Do you want to guess when this spike on Twitch’s viewers was? March of 2020. And it hasn’t dropped off. Even when restrictions were lifted or as Twitch’s competitors grew in scale.
By almost every social metric we’re worst off than we’ve ever been before. and whether it makes sense to you or not there are a lot of people find themselves watching people walk down the street, or go to restaurants, or play games.
When I say streaming is the best of “hanging out media” I mean it is the one closest to “hanging out.”
We like having somebody else around. You can comment on the streams and feel some level of engagement or connection with the community, but you don’t have to and a lot of people don’t. It makes me think of those two old women with stitched pillows with Truman on it, they can’t talk to him, but they clearly feel strongly about him. Streaming today functions as almost a digital third place.
And in both the Truman show and in the streaming world, the way these personalities foster that connection is very deliberate.
As somebody very minority in the Internet personality sphere, I can promise you a lot of your favorite creators are deliberately trying to develop a “relationship” with you, that deliberately or nefariously or not, can feel parasocial.
All of the guides for becoming a creator involve building a community. It’s why personalities open up their videos with lines like, what’s up “Bro nation,” “Team Platt how we doing,” uh oh it’s “Dawg City up in here.” You name your group. You develop a venacular that’s specific to your niche group. Smash that like button, bro fist. Youtube suggests you respond to every single comment to make your audience feel “listened to.”
I mean just this last month in the Youtube Studio they switched the “comments” tab to the “community” tab.
In a world with increasingly diminishing third places (spots outside of the home or work) I think personalities and streaming specifically has positioned itself as an alternative; on my day off I’ll go all day without speaking to anyone, but at lunch I’ll watch my favorite streamer chat for a bit.
It’s the markets response to a genuine need for connection.
And I’m not saying there isn’t some value to this; on the flip side, I went out with a girl who streamed for a while and the part she was most proud of was the fact that her moderators were still friends to this day. You can actually chat, meet people, engage.
But as a response to loneliness it’s usually not that effective. In the aforementioned study, Americans were asked to rank the top three areas where they felt the highest sense of community and belonging. Only 3% said online communities and discussion forums filled that need for them.
Even on the Truman show, most of these people are watching him with other people. It’s on in the background at a bar, or watching it with a buddy, or those two ladies. I’m always astounded by how much time I spend on the internet, and how little time I spend talking about it in real life.
And by the way on the parasocial relationship angle; I don’t do that with you guys. As a YouTuber I care about you specifically. You are my best friend and I love you.
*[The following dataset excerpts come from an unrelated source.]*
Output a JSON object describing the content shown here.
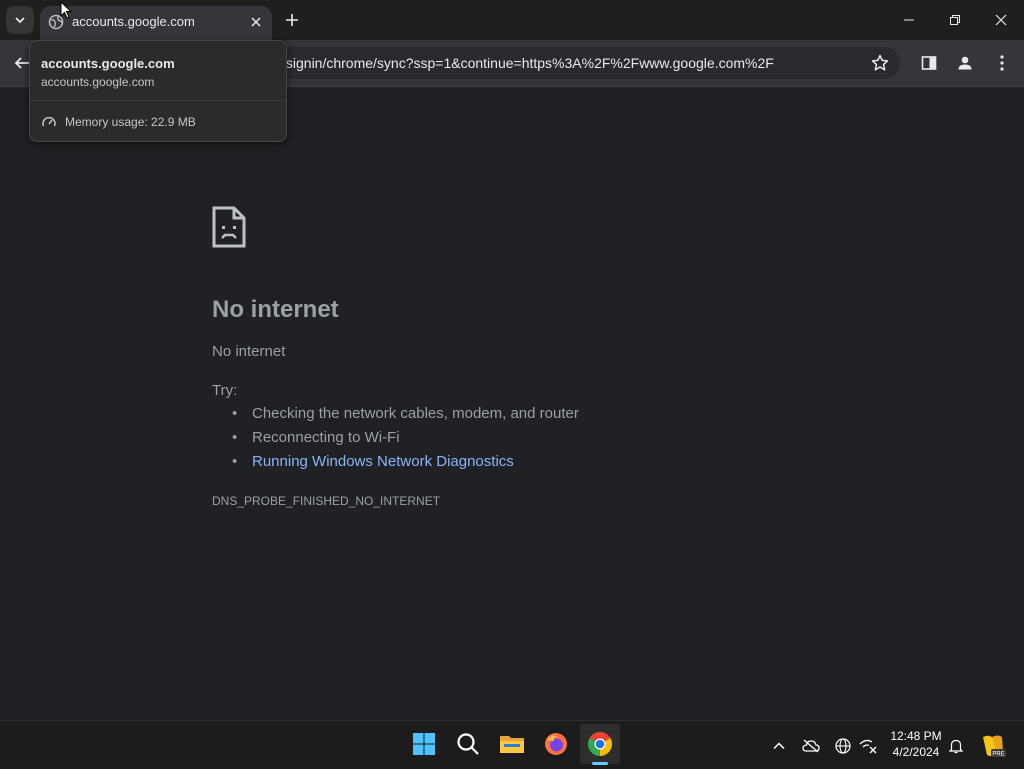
{
  "browser": {
    "tab": {
      "title": "accounts.google.com",
      "favicon": "globe-icon"
    },
    "url": "/signin/chrome/sync?ssp=1&continue=https%3A%2F%2Fwww.google.com%2F",
    "hover_card": {
      "title": "accounts.google.com",
      "subtitle": "accounts.google.com",
      "memory": "Memory usage: 22.9 MB"
    }
  },
  "error_page": {
    "icon": "sad-page-icon",
    "heading": "No internet",
    "description": "No internet",
    "try_label": "Try:",
    "suggestions": [
      "Checking the network cables, modem, and router",
      "Reconnecting to Wi-Fi",
      "Running Windows Network Diagnostics"
    ],
    "error_code": "DNS_PROBE_FINISHED_NO_INTERNET"
  },
  "taskbar": {
    "apps": [
      "start-icon",
      "search-icon",
      "file-explorer-icon",
      "firefox-icon",
      "chrome-icon"
    ],
    "time": "12:48 PM",
    "date": "4/2/2024"
  },
  "colors": {
    "link": "#8ab4f8",
    "background": "#202124",
    "taskbar_accent": "#60cdff"
  }
}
I don’t want to pretend like I’m not guilty of engaging in any of this; I watch streamers; I profess to want great art, but I’ve still never seen Citizen Kane, yet I’ve watched every episode of the Simpsons ranked. I think developing parasocial relationships is dumb but I think if I saw Drew Gooden in public we’d be friends.
Everyone I’ve talked to about this essay has said that this uptick in entertainment that’s designed to be on rather than watched isn’t a response to loneliness, but instead a need for distraction. Kids these days and their darn phones. They just need to be entertained 24/7/365. They can’t suffer through a thought.
And I think that is true, attention spans are shrink 1ing. Have you guys ever forgotten your headphones at home and been walking somewhere and thought, damn, now I have to be alone with my thoughts?]
But I think those things are innately tied together.
Have you ever caught yourself instinctively reaching for your phone at a red light? That’s a technological addiction. And the opposite of addiction is connection. I never feel the need to reach for my phone when a friends in the passenger seat. I don’t need to fall asleep to every episode of the fairly odd parents ranked when I’m in the arms of a lover. I don’t watch a streamer on my phone when I’m at dinner with my parents. Or in a third place or a concert, or engaging with real life.
But most of the time I stay inside and I have something on in the background, instead of having real people there with me. I think that phones have made it easier than ever for us to disconnect from each other, stay in and tell ourselves we’re still engaging with the world. I’m lonely but I put on only a bandaid for a deep wound.
We’re a culture that’s desperately hungry for connection; yet we spend all day nibbling on chips to avoid the pain of making a meal.
I don’t want to paint streaming in a negative light. Economically it makes sense for creators; it’s one of the best ways for creators and creatives to actually make money to fund the cool stuff that they do; Making high quality content takes a lot of time — this video is probably going to end up taking about 30 hours for me to make — and the economic incentives are to really make lots of stuff quickly.
Also a lot of people stream and then edit the videos into denser videos for YouTube that are engaging and very exciting. I don’t watch the streams but I love the highlights of smallant or Hitman horse.
Great stuff happens all the time online.
But how can you not view somebody sitting for eight hours in front of a computer and not think of Platos cave. Let me watch the shadows flicker while behind me is a room I don’t want to see. An empty one.
And after this faux moment of connection between us, I’m about to go back to sitting alone in my room.